While meandering around on the internet I have come across a very inspirational blog called
Insights For Life. In the most recent post,
Make Friends With Uncertainty, the author discusses the subject of dealing with the inescapable fact that
life is uncertain.
I have been thoroughly inspired to share my thoughts on dealing with uncertainty in life.
I'm a fairly optimistic person -
most of the time. I'm sure just about everyone can relate, though, to the times when no matter what you do, you can't seem to catch a break. You begin to think that anything that
can go wrong
will go wrong. The chance of anything good happening seems less and less likely. This is a dark and scary vortex where it's difficult to keep your
inner Pollyanna alive.
That's when I try to remind myself that life is no more certain to be miserable than it is to be delightful. This is the uncertain nature of it all...
Remaining mindful of the very fact that life
is uncertain is the path out of the depression that can overtake you when your outlook turns negative. It is just as likely that something good could happen as it is that something bad could happen. It's not easy to think positively when it seems things are falling apart all around you, but misery is
not a certainty. After all, who knows today who will have a tomorrow...? Who can predict when or how circumstances will turn, and to what effect?
These are times when it feels we've lost control of our life. But in all honesty, how much control do we ever really have, even when things
are going our way...?
The author of
Insights For Life likens life to
a game of cards where you only have control of how well you play your hand; all other factors are out of your control. All you can do is your best, and the rest is up to fate, or luck, or happenstance, or
whatever...
Rather than thinking that viewpoint fatalistic, I consider it
empowering. I am responsible for myself, and I cannot...and
should not waste my energy worrying about the actions of others. To try to control what others do, or think, or feel will only serve to frustrate me. The power I
do possess is within me, not without.
While reading the author's post I was reminded of a fitting poem I discovered while preparing a project for a literature class I took in high school:
Whist
Eugene Fitch Ware
Hour after hour the cards were fairly shuffled
And fairly dealt, but still I got no hand;
The morning came, and with a mind unruffled
I only said, "I do not understand."
Life is a game of whist. From unseen sources
The cards are shuffled and the hands are dealt;
Blind are our efforts to control the forces
That, though unseen, are no less strongly felt.

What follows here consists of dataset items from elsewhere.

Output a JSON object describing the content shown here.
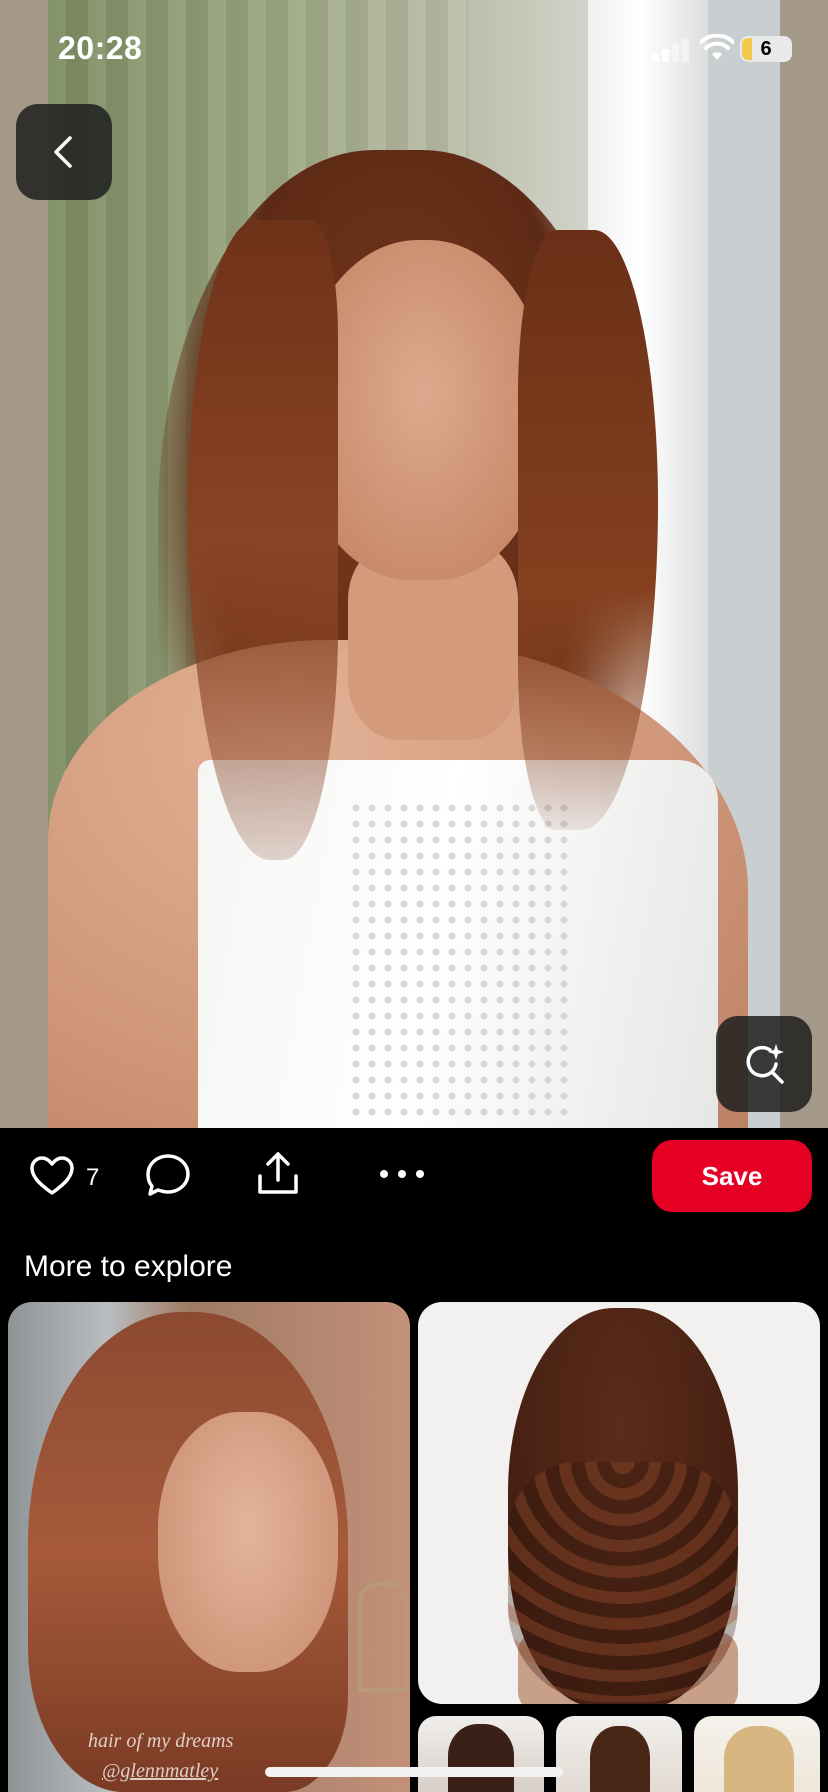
{
  "status_bar": {
    "time": "20:28",
    "battery_level": "6"
  },
  "pin": {
    "like_count": "7",
    "save_label": "Save"
  },
  "explore": {
    "title": "More to explore",
    "cards": [
      {
        "watermark_line1": "hair of my dreams",
        "watermark_line2": "@glennmatley"
      }
    ]
  },
  "colors": {
    "save_button": "#e60023",
    "background": "#000000",
    "text": "#ffffff"
  },
  "icons": {
    "back": "chevron-left-icon",
    "visual_search": "lens-sparkle-icon",
    "like": "heart-icon",
    "comment": "comment-bubble-icon",
    "share": "share-upload-icon",
    "more": "ellipsis-icon"
  }
}
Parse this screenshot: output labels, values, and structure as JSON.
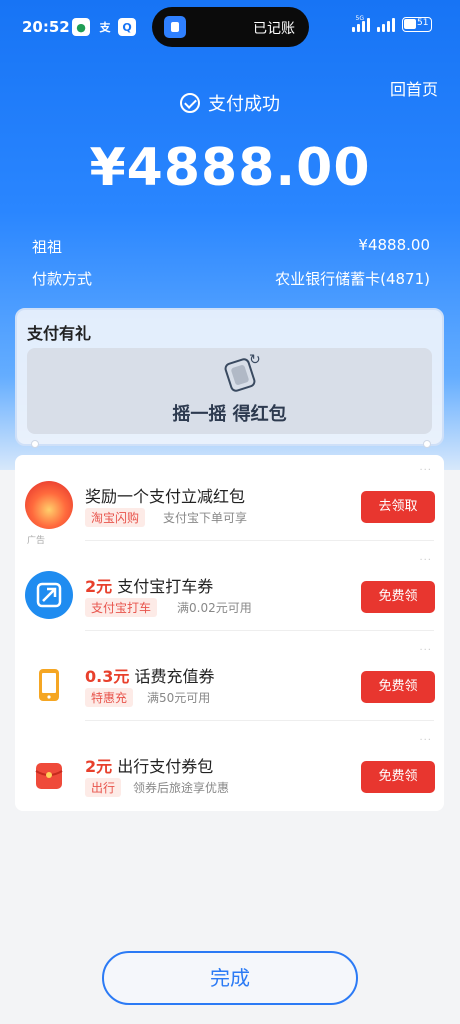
{
  "status_bar": {
    "time": "20:52",
    "island_text": "已记账",
    "network": "5G",
    "battery": "51"
  },
  "header": {
    "home_link": "回首页",
    "success_text": "支付成功",
    "amount": "¥4888.00"
  },
  "details": {
    "payee_label": "祖祖",
    "payee_amount": "¥4888.00",
    "method_label": "付款方式",
    "method_value": "农业银行储蓄卡(4871)"
  },
  "gift": {
    "title": "支付有礼",
    "shake_text": "摇一摇 得红包"
  },
  "coupons": [
    {
      "title_prefix": "",
      "title": "奖励一个支付立减红包",
      "tag": "淘宝闪购",
      "desc": "支付宝下单可享",
      "button": "去领取",
      "ad": "广告"
    },
    {
      "title_prefix": "2元",
      "title": " 支付宝打车券",
      "tag": "支付宝打车",
      "desc": "满0.02元可用",
      "button": "免费领"
    },
    {
      "title_prefix": "0.3元",
      "title": " 话费充值券",
      "tag": "特惠充",
      "desc": "满50元可用",
      "button": "免费领"
    },
    {
      "title_prefix": "2元",
      "title": " 出行支付券包",
      "tag": "出行",
      "desc": "领券后旅途享优惠",
      "button": "免费领"
    }
  ],
  "footer": {
    "done_label": "完成"
  },
  "colors": {
    "brand_blue": "#1774f5",
    "button_red": "#e8362f"
  }
}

I do not like the way the cards are shuffled,
But yet I like the game and want to play;
And through the long, long night will I, unruffled,
Play what I get until the break of day.
I have remembered that poem for many years. Somewhere in the back of my mind, I must have known that it depicts a truth I must take to heart.

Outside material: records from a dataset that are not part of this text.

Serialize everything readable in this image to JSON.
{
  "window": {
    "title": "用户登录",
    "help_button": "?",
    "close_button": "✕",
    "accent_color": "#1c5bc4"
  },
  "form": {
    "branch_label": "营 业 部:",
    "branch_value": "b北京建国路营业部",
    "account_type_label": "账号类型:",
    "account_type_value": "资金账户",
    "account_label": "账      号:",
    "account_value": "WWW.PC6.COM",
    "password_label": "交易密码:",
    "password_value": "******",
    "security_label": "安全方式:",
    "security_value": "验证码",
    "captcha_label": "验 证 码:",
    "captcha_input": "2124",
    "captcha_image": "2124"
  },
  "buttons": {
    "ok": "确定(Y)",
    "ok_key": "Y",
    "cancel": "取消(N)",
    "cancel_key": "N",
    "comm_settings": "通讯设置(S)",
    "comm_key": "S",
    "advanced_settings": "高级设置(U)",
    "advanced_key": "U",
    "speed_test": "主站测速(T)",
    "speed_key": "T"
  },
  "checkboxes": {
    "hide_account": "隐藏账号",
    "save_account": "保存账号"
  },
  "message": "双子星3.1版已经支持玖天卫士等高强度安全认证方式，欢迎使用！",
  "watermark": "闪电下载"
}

Sometimes it is very hard to admit I have limited control over what happens, and that my destiny is - at best - only partially within my own hands. I work daily on "embracing the delicious mystery" that is life instead of trying to comprehend all its twists and turns.

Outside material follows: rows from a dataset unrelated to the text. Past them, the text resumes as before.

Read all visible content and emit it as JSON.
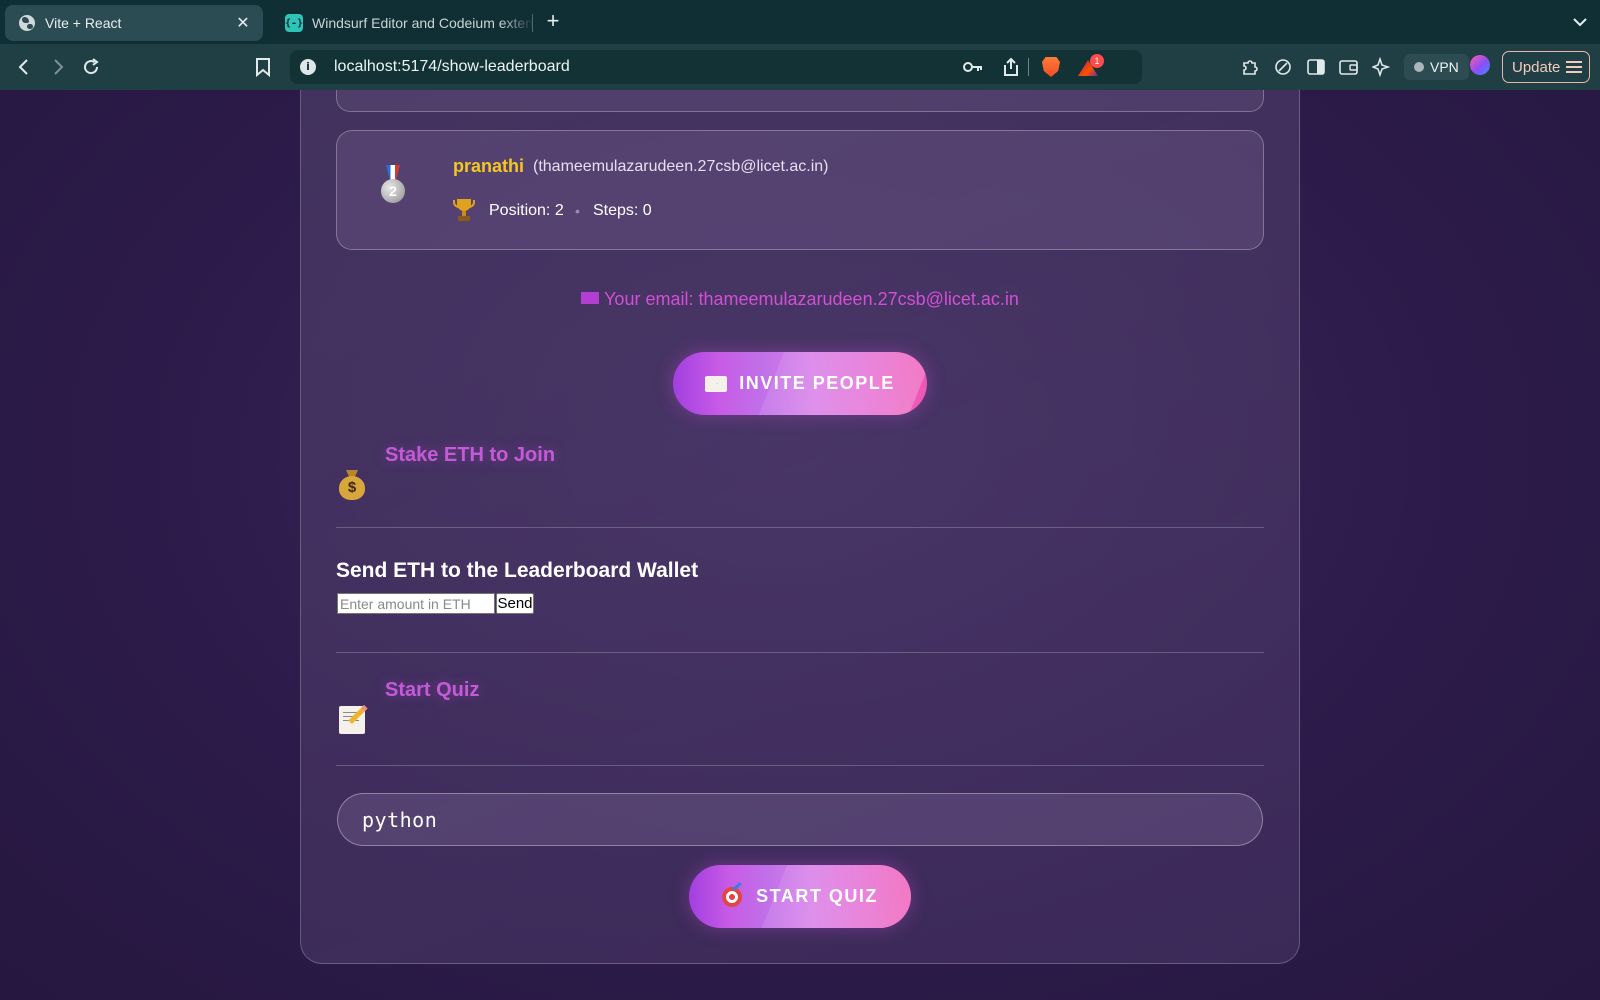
{
  "browser": {
    "tabs": [
      {
        "title": "Vite + React",
        "active": true
      },
      {
        "title": "Windsurf Editor and Codeium extensions",
        "active": false
      }
    ],
    "url": "localhost:5174/show-leaderboard",
    "notification_count": "1",
    "vpn_label": "VPN",
    "update_label": "Update",
    "accent_color": "#0f2f34"
  },
  "leaderboard": {
    "entry": {
      "name": "pranathi",
      "email": "(thameemulazarudeen.27csb@licet.ac.in)",
      "rank_medal": "2",
      "position": "Position: 2",
      "separator": "•",
      "steps": "Steps: 0"
    }
  },
  "user": {
    "email_line": "Your email: thameemulazarudeen.27csb@licet.ac.in"
  },
  "invite": {
    "label": "INVITE PEOPLE",
    "icon": "envelope-icon"
  },
  "stake": {
    "title": "Stake ETH to Join",
    "icon": "moneybag-icon",
    "send_heading": "Send ETH to the Leaderboard Wallet",
    "amount_placeholder": "Enter amount in ETH",
    "send_label": "Send"
  },
  "quiz": {
    "title": "Start Quiz",
    "icon": "memo-icon",
    "topic_value": "python",
    "start_label": "START QUIZ",
    "start_icon": "dart-icon"
  },
  "colors": {
    "name_gold": "#f3c623",
    "section_magenta": "#c45bd6",
    "button_gradient_start": "#a23fe0",
    "button_gradient_end": "#ef56b3"
  }
}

Kind of like how I've learned to watch Lost...
I'm not giving up on the whole karma thing, though!
I've often equated my "hand" with opportunity and picture those opportunities as omni-present. That I'm the only one who holds myself back. That if I reach out, I can experience what it is that I want. I have lived this way for years and although I've made many choices -- some better than others, I've learned from each one, and can say I've grown in the process.
If in this process, I have been concerned about the actions of others, I have only done so to think about whether anything I have done has influenced that outcome. In some cases, it has. In others, I have only learned that my insecurities have gotten the best of me.
Ultimately, I agree with you, Gina. It is all so empowering. And I take advantage of that opportunity as much as I can. I always have something to look forward to and appreciate it.
Sorry I blathered on -- but my mind's really working now, so thanks!
Thanks for finding me through Entrecard!
I am glad what I wrote had an impact on you. It is good for me to know others can relate to what I'm feeling.
I try to remind myself that if things were too "cut and dried" I'd probably end up feeling bored instead of anxious. And really, which is worse...?
Thanks for stopping by and commenting! I hope our paths cross again soon!